HOUSTON, Texas (KTRK) -- Downed power lines that fell on the I-69 Southwest Freeway at Newcastle Drive during a chain-reaction crash caused a traffic headache Thursday morning.
SkyEye video showed crews pulling the power lines off the freeway shortly before 9 a.m. Video also shows a garbage truck beneath the power lines with a smashed windshield.
Traffic came to a standstill headed toward the Galleria area when all southbound lanes were closed. Cars were starting to move again when the freeway reopened just before 9:30 a.m.
According to Houston police, a vehicle ran a red light and slammed an SUV into a power pole at the intersection of the feeder road and Newcastle Drive.
The crash into the pole sparked a mini explosion, which caused the power lines to collapse onto the feeder and up onto the mainlanes, police said.
In total, power lines from four separate poles came down in the chain reaction, CenterPoint Energy said. According to HPD, calls about the downed lines started coming in just after 8 a.m.
Houston fire officials had to extract everyone from the two vehicles involved in the crash and transport them to area hospitals.
Video from the ground showed the aftermath of the initial crash. The vehicles involved were heavily damaged and power lines were scattered on the road.
Meanwhile, a blue garbage truck on the mainlanes of the Southwest Freeway got tangled in the downed lines, which sparked another chain-reaction crash with other cars on the freeway, HPD said.
Alan Alvarez said he was driving down US-59 on his way to work when that large blue truck in front of him started to behave strangely.
"When I got on the freeway, you see the truck kind of spaz out and come to a complete stop," Alvarez said.
He realized that power lines running over the freeway had fallen from the sky.
"They whiplashed all the way around and hit me on the side of the car," Alvarez said.
The blue truck, just yards in front of him had caught the lines halfway up the grill before they slid up the windshield and smashed it.
"If it would have hit any other car, I mean..." Alvarez said.
The heavy-duty truck took the brunt of the impact, and police told Alvarez to count himself lucky.
"I really lucked out, and just looking at it too, it would have made my car into a convertible," Alvarez said.
Alvarez said all he could think about was his family.
"The first thing that came to my head is, 'I did not kiss my kids bye this morning.' I was in a hurry to get out of there and, I don't know," Alvarez said.

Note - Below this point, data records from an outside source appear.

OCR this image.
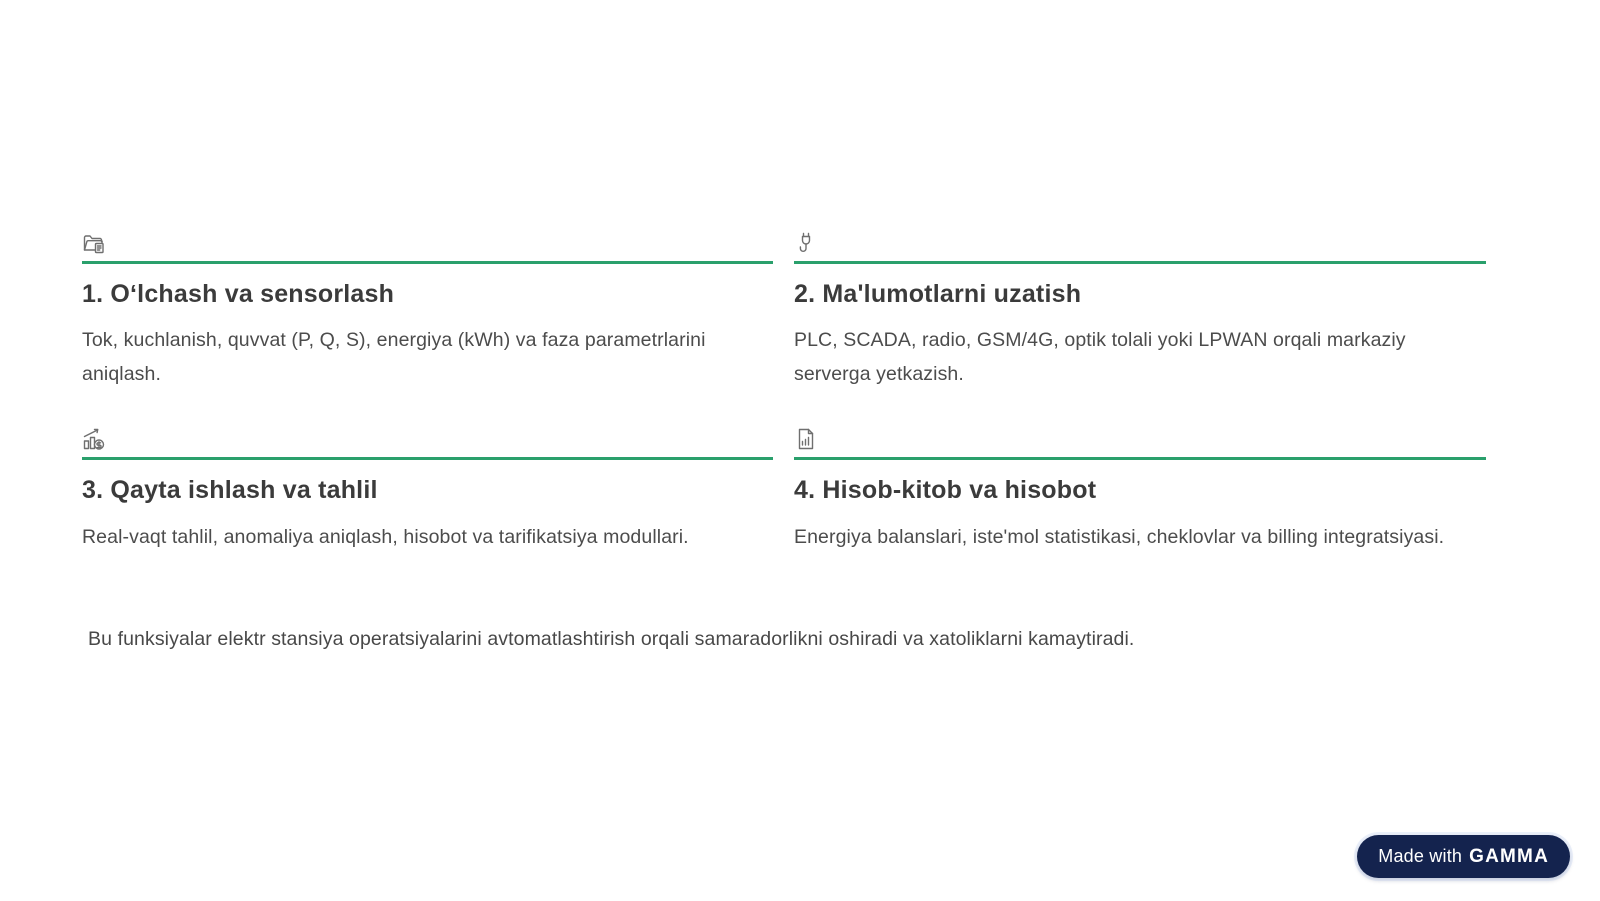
1. Oʻlchash va sensorlash

Tok, kuchlanish, quvvat (P, Q, S), energiya (kWh) va faza parametrlarini aniqlash.

2. Ma'lumotlarni uzatish

PLC, SCADA, radio, GSM/4G, optik tolali yoki LPWAN orqali markaziy serverga yetkazish.

3. Qayta ishlash va tahlil

Real-vaqt tahlil, anomaliya aniqlash, hisobot va tarifikatsiya modullari.

4. Hisob-kitob va hisobot

Energiya balanslari, iste'mol statistikasi, cheklovlar va billing integratsiyasi.

Bu funksiyalar elektr stansiya operatsiyalarini avtomatlashtirish orqali samaradorlikni oshiradi va xatoliklarni kamaytiradi.

Made with GAMMA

Alvarez went straight home and gave his kids those kisses and said he won't be missing any more.
"They came out and grabbed me and it felt surreal. Like I wasn't supposed to be there," Alvarez said.

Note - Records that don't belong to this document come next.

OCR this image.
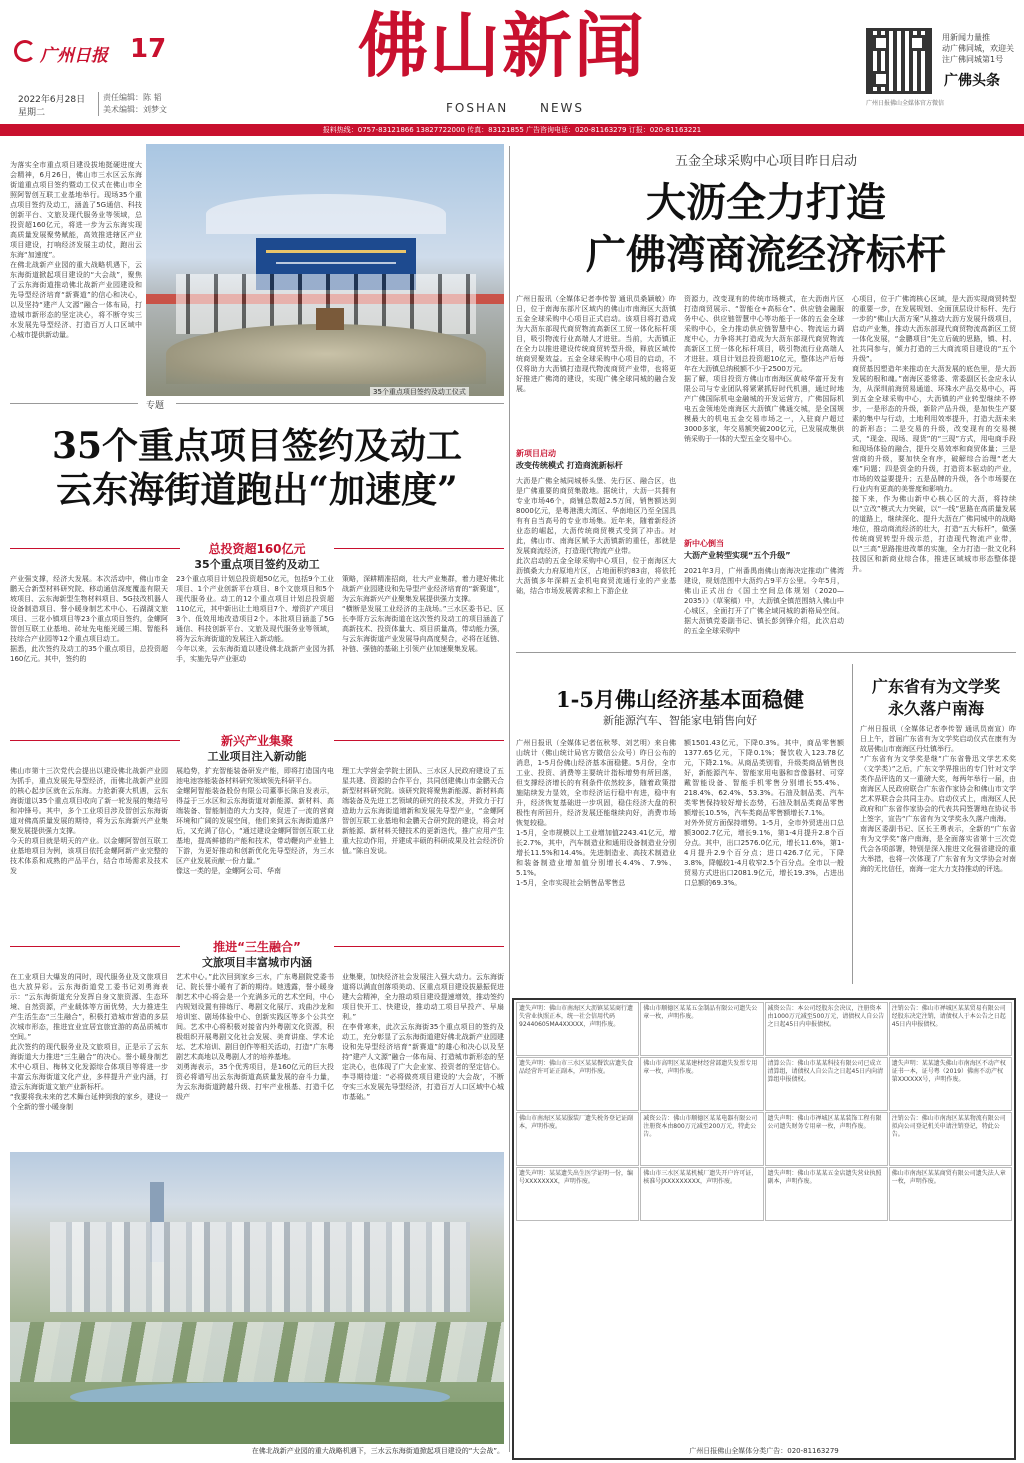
广州日报 17
2022年6月28日
星期二
责任编辑：陈 韬
美术编辑：刘梦文
佛山新闻
FOSHAN	NEWS
用新闻力量推
动广佛同城，欢迎关
注广佛同城第1号
广佛头条
广州日报佛山全媒体官方微信
报料热线：0757-83121866 13827722000 传真：83121855 广告咨询电话：020-81163279 订报：020-81163221
为落实全市重点项目建设拔地挺硬进度大会精神，6月26日，佛山市三水区云东海街道重点项目签约暨动工仪式在佛山市全照阿智创互联工业基地举行。现场35个重点项目签约及动工，涵盖了5G通信、科技创新平台、文旅及现代服务业等领域，总投资超160亿元，将进一步为云东海实现高质量发展聚势赋能，高效推进辖区产业项目建设，打响经济发展主动仗，跑出云东海“加速度”。
在佛北战新产业园的重大战略机遇下，云东海街道掀起项目建设的“大会战”，聚焦了云东海街道推动佛北战新产业园建设和先导型经济培育“新赛道”的信心和决心，以及坚持“建产人文源”融合一体布局，打造城市新形态的坚定决心，将不断夺实三水发展先导型经济、打造百万人口区域中心城市提供新动量。
35个重点项目签约及动工仪式
专题
35个重点项目签约及动工
云东海街道跑出“加速度”
总投资超160亿元
35个重点项目签约及动工
产业强支撑，经济大发展。本次活动中，佛山市金鹏天合新型材料研究院、移动通信深度覆盖有限天坡项目、云东海新型生物材料项目、5G技改机器人设备制造项目、誉小暖身制艺术中心、石湖湖文旅项目、三花小镇项目等23个重点项目签约，金螺阿智创互联工业基地、砖址先电能光暖三期、智能科技综合产业园等12个重点项目动工。
据悉，此次签约及动工的35个重点项目，总投资超160亿元。其中，签约的
23个重点项目计划总投资超50亿元，包括9个工业项目、1个产业创新平台项目、8个文旅项目和5个现代服务业。动工的12个重点项目计划总投资超110亿元，其中新出让土地项目7个、增资扩产项目3个、低效用地改造项目2个。本批项目涵盖了5G通信、科技创新平台、文旅及现代服务业等领域，将为云东海街道的发展注入新动能。
今年以来，云东海街道以建设佛北战新产业园为抓手，实施先导产业驱动
策略，深耕精准招商，壮大产业集群，着力建好佛北战新产业园建设和先导型产业经济培育的“新赛道”，为云东海新兴产业聚集发展提供强力支撑。
“横断是发展工业经济的主战场。”三水区委书记、区长李哥方云东海街道在这次签约及动工的项目涵盖了高新技术、投资体量大、项目质量高，带动能力强，与云东海街道产业发展导向高度契合，必将在延链、补链、强链的基础上引领产业加速聚集发展。
新兴产业集聚
工业项目注入新动能
佛山市第十三次党代会提出以建设佛北战新产业园为抓手，重点发展先导型经济，而佛北战新产业园的核心起步区就在云东海。力抢新赛大机遇，云东海街道以35个重点项目收向了新一轮发展的集结号和冲锋号。其中，多个工业项目涉及智创云东海街道对佛高质量发展的期待，将为云东海新兴产业集聚发展提供强力支撑。
今天的项目就是明天的产业。以金螺阿智创互联工业基地项目为例，该项目依托金螺阿新产业完整的技术体系和成熟的产品平台，结合市场需求及技术发
展趋势，扩充智能装备研发产能，即将打造国内电池电池容能装备材料研究领域领先科研平台。
金螺阿智能装备股份有限公司董事长陈自发表示，得益于三水区和云东海街道对新能源、新材料、高端装备、智能制造的大力支持，促进了一流的营商环境和广阔的发展空间，他们来到云东海街道落户后，又充满了信心，“通过建设金螺阿智创互联工业基地，提高鲜德的产能和技术，带动鞭向产业链上下游，为更好推动和创新优化先导型经济，为三水区产业发展贡献一份力量。”
像这一类的是，金螺阿公司、华南
理工大学营金学院士团队、三水区人民政府建设了五星共建、资源的合作平台，共同创建佛山市金鹏天合新型材料研究院。该研究院将聚焦新能源、新材料高端装备及先进工艺领域的研究的技术发，并致力于打造助力云东海街道增新和发展先导型产业，“金螺阿智创互联工业基地和金鹏天合研究院的建设，将会对新能源、新材料关键技术的更新迭代，推广应用产生重大拉动作用，并建成丰硕的科研成果及社会经济价值。”陈自发说。
推进“三生融合”
文旅项目丰富城市内涵
在工业项目大爆发的同时，现代服务业及文旅项目也大放异彩。云东海街道党工委书记刘勇海表示：“云东海街道充分发挥自身文旅资源、生态环境、自然资源，产业载体等方面优势，大力推进生产生活生态“三生融合”，积极打造城市营造的多层次城市形态，推进宜业宜居宜旅宜游的高品质城市空间。”
此次签约的现代服务业及文旅项目，正是示了云东海街道大力推进“三生融合”的决心。誉小暖身制艺术中心项目、梅林文化发源综合体项目等将进一步丰富云东海街道文化产业，多样提升产业内涵，打造云东海街道文旅产业新标杆。
“我要将我未来的艺术舞台延伸到我的家乡，建设一个全新的誉小暖身制
艺术中心。”此次回到家乡三水，广东粤剧院党委书记、院长誉小暖有了新的期待。她透露，誉小暖身制艺术中心将会是一个充满多元的艺术空间，中心内规划设置有排练厅、粤剧文化展厅、戏曲沙龙和培训室、剧场体验中心、创新实践区等多个公共空间。艺术中心将积极对接省内外粤剧文化资源，积极组织开展粤剧文化社会发展、美育讲座、学术论坛、艺术培训、剧目创作等相关活动，打造“广东粤剧艺术高地以及粤剧人才的培养基地。
刘勇海表示，35个优秀项目，是160亿元的巨大投资必将谱写出云东海街道高质量发展的奋斗力量，为云东海街道跨越升级、打牢产业根基、打造千亿级产
业集聚，加快经济社会发展注入强大动力。云东海街道将以满直创落项美动、区重点项目建设拔悬振促进建大会精神，全力推动项目建设提速增效，推动签约项目快开工、快建设，推动动工项目早投产、早扇利。”
在李骨寒来，此次云东海街35个重点项目的签约及动工，充分彰显了云东海街道建好佛北战新产业园建设和先导型经济培育“新赛道”的雄心和决心以及坚持“建产人文源”融合一体布局、打造城市新形态的坚定决心，也体现了广大企业家、投资者的坚定信心。李寻期待道：“必将做亮项目建设的‘大会战’，不断夺实三水发展先导型经济，打造百万人口区域中心城市基础。”
在佛北战新产业园的重大战略机遇下，三水云东海街道掀起项目建设的“大会战”。
五金全球采购中心项目昨日启动
大沥全力打造
广佛湾商流经济标杆
广州日报讯（全媒体记者李传智 通讯员桑颖敏）昨日，位于南海东部片区域内的佛山市南海区大沥镇五金全球采购中心项目正式启动。该项目将打造成为大沥东部现代商贸物流高新区工贸一体化标杆项目，吸引物流行业高端人才进驻。当前，大沥镇正在全力以推进建设传统商贸转型升级，释放区域传统商贸聚效益。五金全球采购中心项目的启动，不仅将助力大沥镇打造现代物流商贸产业带，也将更好推进广佛湾的建设，实现广佛全球同城的融合发展。
新项目启动
改变传统模式 打造商流新标杆
大沥是广佛全城同城桥头堡、先行区、融合区，也是广佛重要的商贸集散地。据统计，大沥一共拥有专业市场46个，商铺总数超2.5万间，销售额达到8000亿元，是粤港澳大湾区、华南地区乃至全国具有有自当高号的专业市场集。近年来，随着新经济业态的崛起，大沥传统商贸模式受到了冲击。对此，佛山市、南海区赋予大沥镇新的重任，那就是发展商流经济，打造现代物流产业带。
此次启动的五金全球采购中心项目，位于南海区大沥镇桑大力府原地片区，占地面积约83亩，将依托大沥镇多年深耕五金机电商贸流通行业的产业基础，结合市场发展需求和上下游企业
资源力，改变现有的传统市场模式，在大沥南片区打造商贸展示、“智能仓+高标仓”、供应链金融服务中心、供应链智慧中心等功能于一体的五金全球采购中心，全力推动供应链智慧中心、物流运力调度中心，力争将其打造成为大沥东部现代商贸物流高新区工贸一体化标杆项目，吸引物流行业高端人才进驻。项目计划总投资超10亿元，整体达产后每年在大沥镇总纳税额不少于2500万元。
据了解，项目投资方佛山市南海区黄岐华富开发有限公司与专业团队将紧紧抓好时代机遇，通过时地产广佛国际机电金融城的开发运营方，广佛国际机电五金领地处南海区大沥镇广佛通交城，是全国规模最大的机电五金交易市场之一，入驻商户超过3000多家，年交易额突破200亿元，已发展成集供销采购于一体的大型五金交易中心。
新中心倒当
大沥产业转型实现“五个升级”
2021年3月，广州番禺南佛山南海决定推动广佛湾建设，规划范围中大沥约占9平方公里。今年5月，佛山正式出台《国土空间总体规划（2020—2035）》（草案稿）中，大沥镇全镇范围纳入佛山中心城区，全面打开了广佛全域同城的新格局空间。据大沥镇党委副书记、镇长彭剑锋介绍，此次启动的五金全球采购中
心项目，位于广佛湾核心区域，是大沥实现商贸转型的重要一步，在发展规划、全面顶层设计标杆、先行一步的“佛山大沥方案”从推动大沥方发展升级项目，启动产业集，推动大沥东部现代商贸物流高新区工贸一体化发展，“金鹏项目”先立后破的思路，镇、村、社共同参与，倾力打造的三大商流项目建设的“五个升级”。
商贸基因塑造年来推动在大沥发展的底色里，是大沥发展的根和魂。”南海区委常委、常委副区长金应永认为，从深圳前海贸易通道、环珠水产品交易中心，再到五金全球采购中心，大沥镇的产业转型继续不停步，一是形态的升级，新阶产品升级，是加快生产要素的集中与行动，土地利用效率提升，打造大沥未来的新形态；二是交易的升级，改变现有的交易模式，“现金、现场、现货”的“三现”方式，用电商手段和现场体验的融合，提升交易效率和商贸体量；三是营商的升级，要加快全有序，破解综合治理“老大难”问题；四是资金的升级，打造资本驱动的产业，市场的效益要提升；五是品牌的升级，各个市场要在行业内有更高的美誉度和影响力。
接下来，作为佛山新中心核心区的大沥，将持续以“立改”模式大力突破，以“一线”思路在高质量发展的道路上，继续深化、提升大沥在广佛同城中的战略地位，推动商流经济的壮大，打造“五大标杆”，做强传统商贸转型升级示范，打造现代物流产业带，以“三高”思路推进改革的实施，全力打造一批文化科技园区和新商业综合体，推进区域城市形态整体提升。
1-5月佛山经济基本面稳健
新能源汽车、智能家电销售向好
广州日报讯（全媒体记者伍秋琴、刘艺明）来自佛山统计（佛山统计局官方微信公众号）昨日公布的消息，1-5月份佛山经济基本面稳健。5月份，全市工业、投资、消费等主要统计指标增势有所回落，但支撑经济增长的有利条件依然较多，随着政策措施陆续发力显效，全市经济运行稳中有进，稳中有升，经济恢复基础进一步巩固，稳住经济大盘的积极性有所回升，经济发展还能继续向好，消费市场恢复较稳。
1-5月，全市规模以上工业增加值2243.41亿元，增长2.7%，其中，汽车制造业和通用设备制造业分别增长11.5%和14.4%。先进制造业、高技术制造业和装备制造业增加值分别增长4.4%、7.9%、5.1%。
1-5月，全市实现社会销售品零售总
额1501.43亿元，下降0.3%。其中，商品零售额1377.65亿元，下降0.1%；餐饮收入123.78亿元，下降2.1%。从商品类别看，升级类商品销售良好，新能源汽车、智能家用电器和音像器材、可穿戴智能设备、智能手机零售分别增长55.4%、218.4%、62.4%、53.3%。石油及制品类、汽车类零售保持较好增长态势，石油及制品类商品零售额增长10.5%，汽车类商品零售额增长7.1%。
对外外贸方面保持增势。1-5月，全市外贸进出口总额3002.7亿元，增长9.1%，第1-4月提升2.8个百分点。其中，出口2576.0亿元，增长11.6%，第1-4月提升2.9个百分点；进口426.7亿元，下降3.8%，降幅较1-4月收窄2.5个百分点。全市以一般贸易方式进出口2081.9亿元，增长19.3%，占进出口总额的69.3%。
广东省有为文学奖
永久落户南海
广州日报讯（全媒体记者李传智 通讯员南宣）昨日上午，首届广东省有为文学奖启动仪式在康有为故居佛山市南海区丹灶镇举行。
“广东省有为文学奖是继“广东省鲁迅文学艺术奖（文学类）”之后，广东文学界推出的专门针对文学类作品评选的又一重磅大奖，每两年举行一届，由南海区人民政府联合广东省作家协会和佛山市文学艺术界联合会共同主办。启动仪式上，南海区人民政府和广东省作家协会的代表共同签署地在协议书上签字，宣告“广东省有为文学奖永久落户南海。
南海区委副书记、区长王勇表示，全新的“广东省有为文学奖”落户南海，是全面落实省第十三次党代会各项部署，特别是深入推进文化强省建设的重大举措，也将一次体现了广东省有为文学协会对南海的无比信任，南海一定大力支持推动的评选。
遗失声明：佛山市南海区大沥镇某某商行遗失营业执照正本，统一社会信用代码92440605MA4XXXXX，声明作废。
佛山市顺德区某某五金制品有限公司遗失公章一枚，声明作废。
减资公告：本公司经股东会决议，注册资本由1000万元减至500万元，请债权人自公告之日起45日内申报债权。
注销公告：佛山市禅城区某某贸易有限公司经股东决定注销，请债权人于本公告之日起45日内申报债权。
遗失声明：佛山市三水区某某餐饮店遗失食品经营许可证正副本，声明作废。
佛山市高明区某某建材经营部遗失发票专用章一枚，声明作废。
清算公告：佛山市某某科技有限公司已成立清算组，请债权人自公告之日起45日内向清算组申报债权。
遗失声明：某某遗失佛山市南海区不动产权证书一本，证号粤（2019）佛南不动产权第XXXXXX号，声明作废。
佛山市南海区某某服装厂遗失税务登记证副本，声明作废。
减资公告：佛山市顺德区某某电器有限公司注册资本由800万元减至200万元，特此公告。
遗失声明：佛山市禅城区某某装饰工程有限公司遗失财务专用章一枚，声明作废。
注销公告：佛山市南海区某某物流有限公司拟向公司登记机关申请注销登记，特此公告。
遗失声明：某某遗失出生医学证明一份，编号XXXXXXXX，声明作废。
佛山市三水区某某机械厂遗失开户许可证，核准号JXXXXXXXXX，声明作废。
遗失声明：佛山市某某五金店遗失营业执照副本，声明作废。
佛山市南海区某某商贸有限公司遗失法人章一枚，声明作废。
广州日报佛山全媒体分类广告：020-81163279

The truck driver had a close call, according to HFD officials. He made the right call about what to do when energized lines touch your vehicle.
"They felt the ones that were wrapped around the garbage truck were still live," said HFD District Chief John Douglas. "In something like that, you remain in the vehicle. As long as you're not grounded, such as touching the vehicle then stepping out onto the ground -- that would cause an electrocution. Stay in the vehicle until the power lines are de-energized."
The southbound lanes of the freeway were closed for over an hour as crews worked to secure the lines and remove them properly. Meanwhile, CenterPoint crews were working to restore the damaged poles and lines.
Shortly before 9:30 a.m., CenterPoint said 1,500 customers were without power in the area. In an update just before noon, they said they rerouted power where possible and were working to restore service to 17 customers.
The first power interruptions were right next door to the crash. Gilbert Cardona is a manager at a nearby body shop. He was getting his day started around 7 a.m. when he heard a series of crashes.
"A loud boom and you know what it is, smoke, you get up from the desk to see what it is and try to call 911," Cardona said.
But before he had time to call for police he noticed something strange in the sky.
"What I saw was the top of the pole just twirling in the air, landed on the signal light, and then on the ground," Cardona said.
With power gone in the blink of an eye, the rest of the morning was spent installing generators so businesses could get moving again.
"Trying to hook us back up with power and get computers running, make some phone calls to customers, and do what we can," Cardona said.
In addition to the people who had to be extracted from the feeder road crash, the truck driver and several people on the freeway also had to be taken to the hospital, HPD said.
At least six to eight people were transported, though their conditions were unknown.